Objective 1: Profile and QA the Data
Read in the AirBnB listings data, calculate basic profiling metrics, change column datatypes as necessary, and filter down to only Paris Listings.
- cast the date columns as datetime
- Filter the data down to rows where the city is Paris, and keep only the columns ‘host_since’, ‘neighbourhood’, ‘city’, ‘accommodates’, and ‘price’
- QA the Paris listings data: check for missing values and calculate the minimum, maximum, and average for each numeric field
Objective 2: Prepare the Data for Visualization
Produce DataFrames that will be used in visualizations by aggregating and manipulating the listings data in several ways.
- Create a table named paris_listings_neighbourhood that groups Paris listings by 'neighbourhood' and calculates the mean price (sorted low to high)
- Create a table named paris_listings_accomodations, filter down to the most expensive neighborhood, group by the ‘accommodations’ column, and add the mean price for each value of ‘accommodates’ (sorted low to high)
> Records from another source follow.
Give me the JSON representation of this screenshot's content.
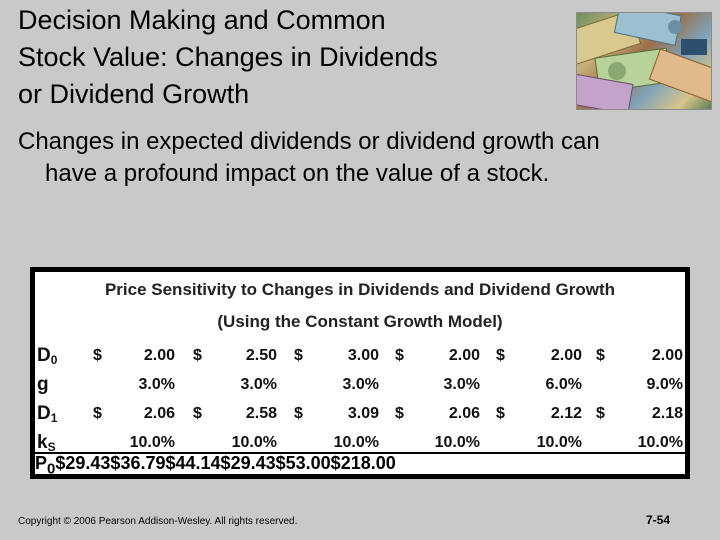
{
  "title": "Decision Making and Common Stock Value: Changes in Dividends or Dividend Growth",
  "title_lines": [
    "Decision Making and Common",
    "Stock Value: Changes in Dividends",
    "or Dividend Growth"
  ],
  "body_lines": [
    "Changes in expected dividends or dividend growth can",
    "have a profound impact on the value of a stock."
  ],
  "table": {
    "title_line1": "Price Sensitivity to Changes in Dividends and Dividend Growth",
    "title_line2": "(Using the Constant Growth Model)",
    "rows": [
      {
        "label": "D",
        "sub": "0",
        "dollar": true,
        "values": [
          "2.00",
          "2.50",
          "3.00",
          "2.00",
          "2.00",
          "2.00"
        ]
      },
      {
        "label": "g",
        "sub": "",
        "dollar": false,
        "values": [
          "3.0%",
          "3.0%",
          "3.0%",
          "3.0%",
          "6.0%",
          "9.0%"
        ]
      },
      {
        "label": "D",
        "sub": "1",
        "dollar": true,
        "values": [
          "2.06",
          "2.58",
          "3.09",
          "2.06",
          "2.12",
          "2.18"
        ]
      },
      {
        "label": "k",
        "sub": "S",
        "dollar": false,
        "values": [
          "10.0%",
          "10.0%",
          "10.0%",
          "10.0%",
          "10.0%",
          "10.0%"
        ]
      }
    ],
    "price_row": {
      "label": "P",
      "sub": "0",
      "dollar": "$",
      "values": [
        "29.43",
        "36.79",
        "44.14",
        "29.43",
        "53.00",
        "218.00"
      ]
    },
    "dollar_sign": "$"
  },
  "footer": "Copyright © 2006 Pearson Addison-Wesley. All rights reserved.",
  "page_number": "7-54"
}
- Create a table called paris_listings_over_time grouped by the ‘host_since’ year, and calculate the average price and count of rows representing the number of new hosts.
Objective 3: Visualize the data and summarize the findings
- Build visuals to show the number of new hosts by year, overall average price by year and neighborhood, and average price for various listings in Paris' most expensive neighborhood.
Based on your findings, what insights do you have about the impact of the 2015 regulations on new hosts and prices?
The regulations on new hosts caused the number of new Airbnb locations to drop and the prices of the existing ones to go back up.
Bonus:
I added an interactive map with plotly that shows each Airbnb available, its name, and neighborhood.